2016
Ce document est lié à :
Politique et Sociétés ; vol. 35 no. 2-3 (2016)
Tous droits réservés © Société québécoise de science politique, 2016
Émilie Bernier, « Pour une herméneutique de la misère. Relecture de deux thèmes marxiens : l’aliénation et le communisme », Politique et Sociétés, ID : 10.7202/1037014ar
Cet article s’intéresse à l’analyse, qui a été proposée par l’interprétation spinoziste du marxisme, des conséquences politiques des transformations ayant affecté la sphère productive au cours du passage aux économies post-fordistes. Caractérisée par l’intégration croissante des activités communicationnelles et affectives à la sphère de la production sociale de la valeur, cette nouvelle étape de l’accumulation capitaliste révèle à la fois un progrès formidable et une évolution surprenante de la séparation des individus par rapport à leurs conditions d’existence que ce mode de production commençait à accomplir aux premiers jours de l’industrialisation. Or, puisque toute production éthique et symbolique se trouve irréversiblement conquise par la logique marchande, l’hypothèse d’un dépassement de la misère qu’engendre cette extension de la valorisation capitaliste – une misère profonde, inédite – semble devoir être formulée sur de nouvelles bases.
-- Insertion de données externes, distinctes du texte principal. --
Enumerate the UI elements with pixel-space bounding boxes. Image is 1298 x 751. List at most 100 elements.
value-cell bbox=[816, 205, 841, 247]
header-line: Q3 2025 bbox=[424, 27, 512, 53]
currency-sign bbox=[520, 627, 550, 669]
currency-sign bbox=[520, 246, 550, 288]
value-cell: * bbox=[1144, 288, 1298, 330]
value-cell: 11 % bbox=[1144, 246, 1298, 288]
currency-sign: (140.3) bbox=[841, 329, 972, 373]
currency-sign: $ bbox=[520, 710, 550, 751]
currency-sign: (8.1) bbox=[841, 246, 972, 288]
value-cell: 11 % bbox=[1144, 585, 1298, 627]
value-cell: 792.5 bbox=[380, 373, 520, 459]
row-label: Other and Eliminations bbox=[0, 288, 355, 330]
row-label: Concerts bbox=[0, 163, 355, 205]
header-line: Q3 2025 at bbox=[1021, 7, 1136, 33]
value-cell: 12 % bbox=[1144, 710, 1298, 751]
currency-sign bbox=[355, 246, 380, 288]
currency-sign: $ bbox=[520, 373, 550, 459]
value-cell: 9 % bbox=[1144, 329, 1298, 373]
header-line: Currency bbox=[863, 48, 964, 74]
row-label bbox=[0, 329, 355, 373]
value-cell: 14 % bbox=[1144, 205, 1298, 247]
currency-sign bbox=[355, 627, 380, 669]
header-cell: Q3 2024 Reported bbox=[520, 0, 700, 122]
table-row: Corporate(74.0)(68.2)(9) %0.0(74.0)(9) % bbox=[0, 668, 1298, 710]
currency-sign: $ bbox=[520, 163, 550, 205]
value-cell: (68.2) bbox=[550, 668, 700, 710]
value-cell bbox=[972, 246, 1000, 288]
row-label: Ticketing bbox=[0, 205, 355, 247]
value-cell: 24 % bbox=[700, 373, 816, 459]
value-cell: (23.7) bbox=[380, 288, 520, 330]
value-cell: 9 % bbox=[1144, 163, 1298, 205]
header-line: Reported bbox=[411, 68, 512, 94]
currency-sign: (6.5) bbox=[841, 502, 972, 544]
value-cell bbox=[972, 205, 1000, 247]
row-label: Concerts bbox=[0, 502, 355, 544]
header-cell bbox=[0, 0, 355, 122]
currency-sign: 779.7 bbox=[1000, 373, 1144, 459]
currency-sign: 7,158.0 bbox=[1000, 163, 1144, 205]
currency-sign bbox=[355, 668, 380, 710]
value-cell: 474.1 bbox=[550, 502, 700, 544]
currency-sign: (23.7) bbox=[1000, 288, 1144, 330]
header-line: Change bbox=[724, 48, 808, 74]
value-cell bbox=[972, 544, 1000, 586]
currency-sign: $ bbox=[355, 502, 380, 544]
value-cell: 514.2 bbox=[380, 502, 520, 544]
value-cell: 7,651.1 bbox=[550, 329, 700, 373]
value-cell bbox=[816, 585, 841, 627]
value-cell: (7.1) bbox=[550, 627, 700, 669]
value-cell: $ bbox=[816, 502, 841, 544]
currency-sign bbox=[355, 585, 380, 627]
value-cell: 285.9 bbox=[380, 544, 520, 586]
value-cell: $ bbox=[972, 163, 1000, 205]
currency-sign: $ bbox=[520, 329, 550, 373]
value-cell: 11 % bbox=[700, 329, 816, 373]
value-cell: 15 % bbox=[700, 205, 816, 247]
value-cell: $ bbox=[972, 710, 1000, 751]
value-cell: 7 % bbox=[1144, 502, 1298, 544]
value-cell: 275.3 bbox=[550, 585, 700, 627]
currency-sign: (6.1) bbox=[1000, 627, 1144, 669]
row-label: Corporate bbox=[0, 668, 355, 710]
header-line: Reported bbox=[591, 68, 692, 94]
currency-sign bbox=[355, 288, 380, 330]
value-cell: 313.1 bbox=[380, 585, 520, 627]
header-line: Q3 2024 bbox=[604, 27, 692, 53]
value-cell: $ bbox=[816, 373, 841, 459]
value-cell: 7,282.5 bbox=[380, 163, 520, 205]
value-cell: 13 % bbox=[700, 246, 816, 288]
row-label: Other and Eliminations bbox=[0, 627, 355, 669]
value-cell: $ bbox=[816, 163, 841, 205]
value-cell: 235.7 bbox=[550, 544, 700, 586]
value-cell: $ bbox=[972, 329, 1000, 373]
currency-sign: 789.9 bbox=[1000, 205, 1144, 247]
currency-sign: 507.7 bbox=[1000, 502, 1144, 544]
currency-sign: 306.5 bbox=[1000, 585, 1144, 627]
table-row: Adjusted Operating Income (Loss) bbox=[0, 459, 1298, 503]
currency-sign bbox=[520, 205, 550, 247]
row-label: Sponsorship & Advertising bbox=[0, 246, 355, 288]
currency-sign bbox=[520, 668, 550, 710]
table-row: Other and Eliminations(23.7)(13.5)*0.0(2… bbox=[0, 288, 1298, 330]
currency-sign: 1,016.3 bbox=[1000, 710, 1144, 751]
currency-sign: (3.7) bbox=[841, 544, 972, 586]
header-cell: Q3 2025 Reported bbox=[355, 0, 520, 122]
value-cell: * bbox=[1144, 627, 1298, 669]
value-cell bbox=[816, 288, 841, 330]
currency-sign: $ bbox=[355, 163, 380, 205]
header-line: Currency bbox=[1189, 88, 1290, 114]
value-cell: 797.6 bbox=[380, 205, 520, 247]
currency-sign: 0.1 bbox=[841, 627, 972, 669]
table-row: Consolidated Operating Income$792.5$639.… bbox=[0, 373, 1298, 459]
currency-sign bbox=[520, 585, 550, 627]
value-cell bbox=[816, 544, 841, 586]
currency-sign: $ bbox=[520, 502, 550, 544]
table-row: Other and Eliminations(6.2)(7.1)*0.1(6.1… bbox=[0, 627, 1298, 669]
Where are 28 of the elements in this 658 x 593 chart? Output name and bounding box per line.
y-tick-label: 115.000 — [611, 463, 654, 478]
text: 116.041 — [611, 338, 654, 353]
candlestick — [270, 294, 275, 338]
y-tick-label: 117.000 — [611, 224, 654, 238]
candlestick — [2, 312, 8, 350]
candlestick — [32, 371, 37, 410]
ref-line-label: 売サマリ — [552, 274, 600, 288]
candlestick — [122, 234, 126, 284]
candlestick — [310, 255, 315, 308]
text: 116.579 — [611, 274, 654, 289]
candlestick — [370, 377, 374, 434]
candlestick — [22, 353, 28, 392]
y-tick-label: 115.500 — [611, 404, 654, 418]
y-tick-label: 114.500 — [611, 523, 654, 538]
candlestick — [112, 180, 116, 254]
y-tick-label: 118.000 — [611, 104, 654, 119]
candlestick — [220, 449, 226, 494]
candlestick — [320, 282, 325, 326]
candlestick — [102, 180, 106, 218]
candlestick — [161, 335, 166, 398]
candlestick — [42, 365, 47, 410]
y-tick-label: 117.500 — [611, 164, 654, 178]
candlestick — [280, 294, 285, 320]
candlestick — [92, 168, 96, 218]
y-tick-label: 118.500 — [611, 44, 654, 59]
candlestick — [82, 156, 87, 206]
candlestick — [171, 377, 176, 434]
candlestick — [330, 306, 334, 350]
La pensée politique dont rend compte cet article propose, plutôt qu’une opération de sauvetage de l’autonomie de la sphère politique, une technique d’interprétation, par les subjectivités productives, des modes de subjectivation propres à cette nouvelle ère de l’accumulation capitaliste. Il s’agit en somme de définir, à grands traits, les ressorts de ce projet que j’appelle une « herméneutique de la misère », c’est-à-dire la misère elle-même, dans le geste de son imagination, se saisissant des dynamiques qui l’engendrent et participant de ce fait à la composition communiste de la puissance productive.